#install.packages('faraway')
library(faraway)
data(teengamb)
summary(teengamb)
## sex status income verbal
## Min. :0.0000 Min. :18.00 Min. : 0.600 Min. : 1.00
## 1st Qu.:0.0000 1st Qu.:28.00 1st Qu.: 2.000 1st Qu.: 6.00
## Median :0.0000 Median :43.00 Median : 3.250 Median : 7.00
## Mean :0.4043 Mean :45.23 Mean : 4.642 Mean : 6.66
## 3rd Qu.:1.0000 3rd Qu.:61.50 3rd Qu.: 6.210 3rd Qu.: 8.00
## Max. :1.0000 Max. :75.00 Max. :15.000 Max. :10.00
## gamble
## Min. : 0.0
## 1st Qu.: 1.1
## Median : 6.0
## Mean : 19.3
## 3rd Qu.: 19.4
## Max. :156.0
teengamb$sex <- factor(teengamb$sex)
teengamb[1:5,]
## sex status income verbal gamble
## 1 1 51 2.0 8 0.0
## 2 1 28 2.5 8 0.0
## 3 1 37 2.0 6 0.0
## 4 1 28 7.0 4 7.3
## 5 1 65 2.0 8 19.6
levels(teengamb$sex) <- c('male', 'female')
summary(teengamb$sex)
## male female
## 28 19
hist(teengamb$status, breaks=20)
hist(teengamb$income, breaks=20)
hist(teengamb$verbal, breaks=20)
plot(gamble ~ status, teengamb)
So it seems that there is a negative correlation between these two variables.

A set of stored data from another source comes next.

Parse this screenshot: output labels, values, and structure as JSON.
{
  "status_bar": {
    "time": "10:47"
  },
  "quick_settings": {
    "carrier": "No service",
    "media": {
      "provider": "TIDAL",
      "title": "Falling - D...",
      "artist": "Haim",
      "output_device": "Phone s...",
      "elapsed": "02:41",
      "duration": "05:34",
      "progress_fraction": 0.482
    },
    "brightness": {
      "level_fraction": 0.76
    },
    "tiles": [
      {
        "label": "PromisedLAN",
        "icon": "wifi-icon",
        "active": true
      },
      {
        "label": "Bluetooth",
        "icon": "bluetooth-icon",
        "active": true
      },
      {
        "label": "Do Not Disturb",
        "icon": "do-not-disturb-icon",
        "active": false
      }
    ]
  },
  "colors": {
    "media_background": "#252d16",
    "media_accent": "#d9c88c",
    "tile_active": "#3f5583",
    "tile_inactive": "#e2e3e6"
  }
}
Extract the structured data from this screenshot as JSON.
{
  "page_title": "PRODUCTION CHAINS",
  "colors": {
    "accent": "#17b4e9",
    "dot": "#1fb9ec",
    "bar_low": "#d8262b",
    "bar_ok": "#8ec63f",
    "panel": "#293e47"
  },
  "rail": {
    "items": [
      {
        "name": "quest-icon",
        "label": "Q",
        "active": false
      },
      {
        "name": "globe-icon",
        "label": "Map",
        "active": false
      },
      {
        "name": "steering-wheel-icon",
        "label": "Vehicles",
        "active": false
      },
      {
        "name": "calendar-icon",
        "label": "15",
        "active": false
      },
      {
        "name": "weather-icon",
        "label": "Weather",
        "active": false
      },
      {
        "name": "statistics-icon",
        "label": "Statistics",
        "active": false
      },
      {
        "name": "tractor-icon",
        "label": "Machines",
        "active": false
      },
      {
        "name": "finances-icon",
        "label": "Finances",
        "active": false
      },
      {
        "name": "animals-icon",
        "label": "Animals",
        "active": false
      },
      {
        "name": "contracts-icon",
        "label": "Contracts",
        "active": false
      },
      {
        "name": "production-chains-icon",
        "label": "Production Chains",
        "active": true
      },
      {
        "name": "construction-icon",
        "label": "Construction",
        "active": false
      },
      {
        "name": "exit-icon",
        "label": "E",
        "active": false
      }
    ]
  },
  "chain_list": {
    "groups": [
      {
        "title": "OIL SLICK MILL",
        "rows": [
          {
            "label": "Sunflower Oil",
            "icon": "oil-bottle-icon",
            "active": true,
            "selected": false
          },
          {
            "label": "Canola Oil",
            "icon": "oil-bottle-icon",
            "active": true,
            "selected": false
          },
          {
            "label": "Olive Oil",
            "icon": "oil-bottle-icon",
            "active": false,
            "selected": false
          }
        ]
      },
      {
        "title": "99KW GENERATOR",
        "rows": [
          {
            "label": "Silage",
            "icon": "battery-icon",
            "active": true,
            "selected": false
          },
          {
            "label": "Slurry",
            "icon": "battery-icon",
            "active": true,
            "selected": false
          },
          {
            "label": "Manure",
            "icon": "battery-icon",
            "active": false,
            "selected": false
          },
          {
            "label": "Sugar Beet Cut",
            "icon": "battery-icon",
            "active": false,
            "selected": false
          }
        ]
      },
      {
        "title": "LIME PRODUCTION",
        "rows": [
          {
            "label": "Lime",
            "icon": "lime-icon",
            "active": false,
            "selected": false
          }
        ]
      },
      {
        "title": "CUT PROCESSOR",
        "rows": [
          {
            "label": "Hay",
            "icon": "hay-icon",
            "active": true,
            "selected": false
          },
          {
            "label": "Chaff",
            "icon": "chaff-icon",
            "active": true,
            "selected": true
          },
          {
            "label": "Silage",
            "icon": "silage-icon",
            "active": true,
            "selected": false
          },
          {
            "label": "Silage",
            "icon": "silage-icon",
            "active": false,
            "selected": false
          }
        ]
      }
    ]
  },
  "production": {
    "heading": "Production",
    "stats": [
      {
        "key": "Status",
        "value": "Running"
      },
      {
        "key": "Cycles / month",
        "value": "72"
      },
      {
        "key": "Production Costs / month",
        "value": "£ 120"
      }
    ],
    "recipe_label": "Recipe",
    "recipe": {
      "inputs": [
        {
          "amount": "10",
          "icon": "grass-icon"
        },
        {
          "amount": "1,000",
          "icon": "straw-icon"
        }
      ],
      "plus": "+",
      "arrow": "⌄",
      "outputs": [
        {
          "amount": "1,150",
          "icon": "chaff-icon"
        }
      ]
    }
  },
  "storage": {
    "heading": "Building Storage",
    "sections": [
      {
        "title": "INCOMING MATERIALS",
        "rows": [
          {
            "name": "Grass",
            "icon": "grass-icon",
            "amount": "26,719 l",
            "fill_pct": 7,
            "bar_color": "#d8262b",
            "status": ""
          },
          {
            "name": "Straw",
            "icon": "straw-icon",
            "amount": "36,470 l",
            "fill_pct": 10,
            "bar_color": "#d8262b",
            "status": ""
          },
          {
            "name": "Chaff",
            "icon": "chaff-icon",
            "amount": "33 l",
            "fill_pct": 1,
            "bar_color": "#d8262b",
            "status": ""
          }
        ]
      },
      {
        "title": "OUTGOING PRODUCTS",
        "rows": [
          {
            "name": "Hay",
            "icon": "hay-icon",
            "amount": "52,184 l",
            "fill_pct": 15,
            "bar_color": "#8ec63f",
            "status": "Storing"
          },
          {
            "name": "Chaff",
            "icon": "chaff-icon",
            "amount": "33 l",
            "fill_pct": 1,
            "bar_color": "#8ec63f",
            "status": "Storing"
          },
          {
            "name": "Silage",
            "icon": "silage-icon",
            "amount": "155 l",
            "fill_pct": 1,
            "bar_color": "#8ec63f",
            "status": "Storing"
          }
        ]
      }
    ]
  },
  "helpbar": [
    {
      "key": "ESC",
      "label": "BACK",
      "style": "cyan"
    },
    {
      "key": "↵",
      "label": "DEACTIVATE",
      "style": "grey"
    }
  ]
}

plot(gamble ~ income, teengamb)
So it seems that there is a positive correlation between these two variables.
plot(gamble ~ verbal, teengamb)
So it seems that there is a negative correlation between these two variables.
plot(gamble ~ sex, teengamb)
So it seems that in general males are more likely to put more money on gambling.